Wednesday, 25 May 2016

The comfortable Estate of Widowhood, is the only Hope that keeps up a Wife's Spirits; Auguste Kettner (1833-1877) Brompton Cemetery

As soon as I saw the inscription on this memorial I knew that I am spending far too much time in cemeteries. Not only did I know immediately who Auguste Kettner was, I also knew exactly where his widow is buried – in fact from  here I could probably have walked to her grave blindfold (admittedly it is only a couple of hundred yards away).  The widow, Barbe Maria Theresa Sangiorgi, has one of Brompton Cemetery’s best known funerary monuments, but Kettner’s is completely obscure. I had no idea that he was even buried here and certainly no inkling that his grave was so close to hers.  I have never noticed the monument before because it is in a section that has been wildly overgrown for as long I have been visiting the cemetery. When I dropped by in March the undergrowth had been cleared away revealing, for the most part, dozens of uninteresting late Victorian grave stones with just two or three more elaborate memorials dotted amongst them of which Kettner’s bare breasted figure of grief is one.

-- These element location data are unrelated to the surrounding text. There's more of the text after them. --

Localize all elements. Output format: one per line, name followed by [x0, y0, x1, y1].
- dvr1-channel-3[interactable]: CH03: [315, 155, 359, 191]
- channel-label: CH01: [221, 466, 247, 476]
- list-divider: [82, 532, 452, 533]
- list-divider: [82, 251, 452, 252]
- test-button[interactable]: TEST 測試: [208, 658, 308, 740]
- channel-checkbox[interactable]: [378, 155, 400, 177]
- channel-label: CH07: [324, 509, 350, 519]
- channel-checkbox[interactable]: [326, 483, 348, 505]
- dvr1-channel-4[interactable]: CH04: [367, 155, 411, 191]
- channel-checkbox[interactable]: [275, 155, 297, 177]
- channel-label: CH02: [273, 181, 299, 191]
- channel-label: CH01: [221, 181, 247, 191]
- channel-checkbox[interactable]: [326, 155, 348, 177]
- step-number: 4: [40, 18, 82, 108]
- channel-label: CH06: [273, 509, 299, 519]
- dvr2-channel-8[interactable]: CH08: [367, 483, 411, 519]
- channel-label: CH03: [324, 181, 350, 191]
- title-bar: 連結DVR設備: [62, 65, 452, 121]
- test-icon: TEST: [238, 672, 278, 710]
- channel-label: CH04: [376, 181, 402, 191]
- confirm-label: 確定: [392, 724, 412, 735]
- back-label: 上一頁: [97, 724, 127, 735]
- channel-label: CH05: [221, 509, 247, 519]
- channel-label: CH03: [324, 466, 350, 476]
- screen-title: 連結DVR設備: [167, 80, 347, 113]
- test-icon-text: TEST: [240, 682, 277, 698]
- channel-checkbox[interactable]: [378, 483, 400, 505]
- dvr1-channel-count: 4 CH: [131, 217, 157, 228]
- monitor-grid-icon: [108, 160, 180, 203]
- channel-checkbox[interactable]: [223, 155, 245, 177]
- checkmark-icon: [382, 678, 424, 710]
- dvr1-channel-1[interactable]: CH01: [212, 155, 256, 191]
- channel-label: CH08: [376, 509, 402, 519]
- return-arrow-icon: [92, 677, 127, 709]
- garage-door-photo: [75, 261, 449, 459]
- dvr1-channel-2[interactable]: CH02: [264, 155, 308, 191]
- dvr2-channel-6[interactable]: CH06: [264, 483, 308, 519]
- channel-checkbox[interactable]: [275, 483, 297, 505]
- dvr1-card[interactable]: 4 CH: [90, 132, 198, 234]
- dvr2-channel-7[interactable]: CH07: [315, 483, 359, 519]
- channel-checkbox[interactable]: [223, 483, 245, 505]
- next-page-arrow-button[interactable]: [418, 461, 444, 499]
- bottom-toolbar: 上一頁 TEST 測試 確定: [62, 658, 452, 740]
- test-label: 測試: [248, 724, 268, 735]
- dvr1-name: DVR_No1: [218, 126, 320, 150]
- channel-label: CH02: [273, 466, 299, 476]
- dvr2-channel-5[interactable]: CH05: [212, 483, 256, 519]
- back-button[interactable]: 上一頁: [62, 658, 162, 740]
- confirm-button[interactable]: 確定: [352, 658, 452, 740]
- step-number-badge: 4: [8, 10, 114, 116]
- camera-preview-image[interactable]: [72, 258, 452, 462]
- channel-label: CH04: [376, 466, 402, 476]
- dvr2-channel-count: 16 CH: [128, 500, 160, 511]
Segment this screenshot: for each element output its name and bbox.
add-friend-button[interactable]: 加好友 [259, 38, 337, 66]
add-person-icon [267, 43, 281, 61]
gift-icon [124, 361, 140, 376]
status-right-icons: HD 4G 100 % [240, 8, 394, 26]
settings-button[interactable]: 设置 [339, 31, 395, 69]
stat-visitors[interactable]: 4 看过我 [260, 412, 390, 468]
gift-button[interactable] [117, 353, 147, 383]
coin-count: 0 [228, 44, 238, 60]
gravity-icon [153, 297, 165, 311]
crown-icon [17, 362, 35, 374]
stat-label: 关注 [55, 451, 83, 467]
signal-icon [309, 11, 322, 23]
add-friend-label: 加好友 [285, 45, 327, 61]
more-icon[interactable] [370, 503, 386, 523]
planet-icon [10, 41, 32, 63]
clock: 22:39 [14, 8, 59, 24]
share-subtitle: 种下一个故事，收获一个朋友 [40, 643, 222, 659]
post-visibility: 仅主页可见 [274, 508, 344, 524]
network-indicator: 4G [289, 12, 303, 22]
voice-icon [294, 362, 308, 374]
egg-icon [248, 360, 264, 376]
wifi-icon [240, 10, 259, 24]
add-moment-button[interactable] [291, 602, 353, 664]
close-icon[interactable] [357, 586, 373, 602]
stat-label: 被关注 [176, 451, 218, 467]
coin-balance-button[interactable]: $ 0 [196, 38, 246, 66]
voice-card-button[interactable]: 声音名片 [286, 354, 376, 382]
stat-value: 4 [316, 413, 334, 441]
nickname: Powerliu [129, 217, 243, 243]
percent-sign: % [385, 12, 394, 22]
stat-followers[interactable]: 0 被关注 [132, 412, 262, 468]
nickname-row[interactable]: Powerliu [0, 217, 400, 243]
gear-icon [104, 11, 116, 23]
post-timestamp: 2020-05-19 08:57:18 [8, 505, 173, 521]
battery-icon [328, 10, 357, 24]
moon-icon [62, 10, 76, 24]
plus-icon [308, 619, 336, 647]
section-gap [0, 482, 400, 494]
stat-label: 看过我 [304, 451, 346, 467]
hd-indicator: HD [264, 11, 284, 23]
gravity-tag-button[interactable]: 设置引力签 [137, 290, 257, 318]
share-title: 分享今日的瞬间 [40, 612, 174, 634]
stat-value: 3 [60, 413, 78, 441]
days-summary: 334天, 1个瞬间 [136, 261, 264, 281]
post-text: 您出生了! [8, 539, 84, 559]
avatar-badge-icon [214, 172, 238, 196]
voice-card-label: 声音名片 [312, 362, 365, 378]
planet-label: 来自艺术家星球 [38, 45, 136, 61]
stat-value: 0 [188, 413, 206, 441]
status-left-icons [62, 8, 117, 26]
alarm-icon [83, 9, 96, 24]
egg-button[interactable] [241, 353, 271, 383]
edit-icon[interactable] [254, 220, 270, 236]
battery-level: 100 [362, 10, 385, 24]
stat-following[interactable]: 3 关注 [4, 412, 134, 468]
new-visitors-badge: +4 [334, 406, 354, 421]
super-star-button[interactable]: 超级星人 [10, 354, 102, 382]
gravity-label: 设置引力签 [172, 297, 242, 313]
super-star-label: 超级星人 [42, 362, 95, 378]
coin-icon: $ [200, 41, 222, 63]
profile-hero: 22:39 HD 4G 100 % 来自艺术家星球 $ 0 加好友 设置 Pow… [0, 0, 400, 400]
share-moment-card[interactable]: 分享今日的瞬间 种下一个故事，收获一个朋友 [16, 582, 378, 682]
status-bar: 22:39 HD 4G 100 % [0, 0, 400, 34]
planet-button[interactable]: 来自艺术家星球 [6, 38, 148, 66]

I have written previously about Kettner and the Sangiorgi monument:

Barbe Maria Theresa Sangiorgi was the widow of Auguste Kettner a Frenchman who allegedly had been Napoleon III’s chef during the second empire (but before the Emperor was forced to live in exile in the suburbs of south-east London at Chislehurst).   In 1867 Kettner opened a modest restaurant in what was then Church Street (now Romilly Street) in Soho.  According to Nathaniel Newnham-Davis in his “Gourmet’s Guide to London” (1914), it “was the first small restaurant that dared to show its kitchen to all comers at a time when the kitchens of most foreign restaurants were places of horror.” The restaurant was discovered and publicised by a correspondent of The Times and became successful enough for Kettner to expand by leasing 3 neighbouring properties and knocking down party walls to create a large public dining area and converting the upstairs into private dining rooms.  “In 1877 two events of great importance to M. Kettner happened,” says Newnham-Davis, “he wrote his ‘Book of the Table’ and he died….”  Kettner’s ‘Book of the Table’ was in fact written by the journalist Eneas Sweetland Dallas with Kettner’s name used as a marketing device.  The name of the restaurant was so established that there was no question of changing it following Kettner’s death; in fact it is still open today, at the same address under the same name. 

Barbe's grave is just a stone's throw away from her husbands

I now know that I had some of my facts wrong. Kettner (full name Auguste Charles Edouard Kettner) was not French, he was German, born in Berlin in 1833. His father,  Augustinus Joseph Kettner, a printer, died in London  in 1872 presumably after being brought here by his son from Berlin where he may well have been living alone as the inscription says Kettner was his only child and we know his wife died in Berlin in 1850. In fact this is really the father’s memorial; Kettner’s widow buried him here in 1877, the son only outlasting the father by five years.  Barbe Marie Therese Dubois was born in Belgium in April 1833 and met Kettner in Paris where he was a chef and she a chambermaid. They married in 1861. There is no evidence that Kettner ever worked for Napoleon III. In the normal course of events Barbe may well have joined her husband and father-in-law in their vault when she died in 1893 at the age of sixty. But in 1880 at the age of 46 she had remarried to the 31 year old Giovanni Sangiorgi, an Italian who may well have been an employee before he married the boss’s widow. His flair for business transformed Kettner’s into one of London’s more famous and successful restaurants and the couple were very wealthy when Barbe died. Rather than inter her with Kettner, Giovanni bought an expensive plot in a good part of the cemetery near the main gates and erected a very elaborate and very Italian memorial in her memory. Barbe rests there alone as when Giovanni died in 1909 he chose to have his body shipped to Lugano and be buried with his ancestors. She might have been less lonely if she had been allowed to join her ex husband.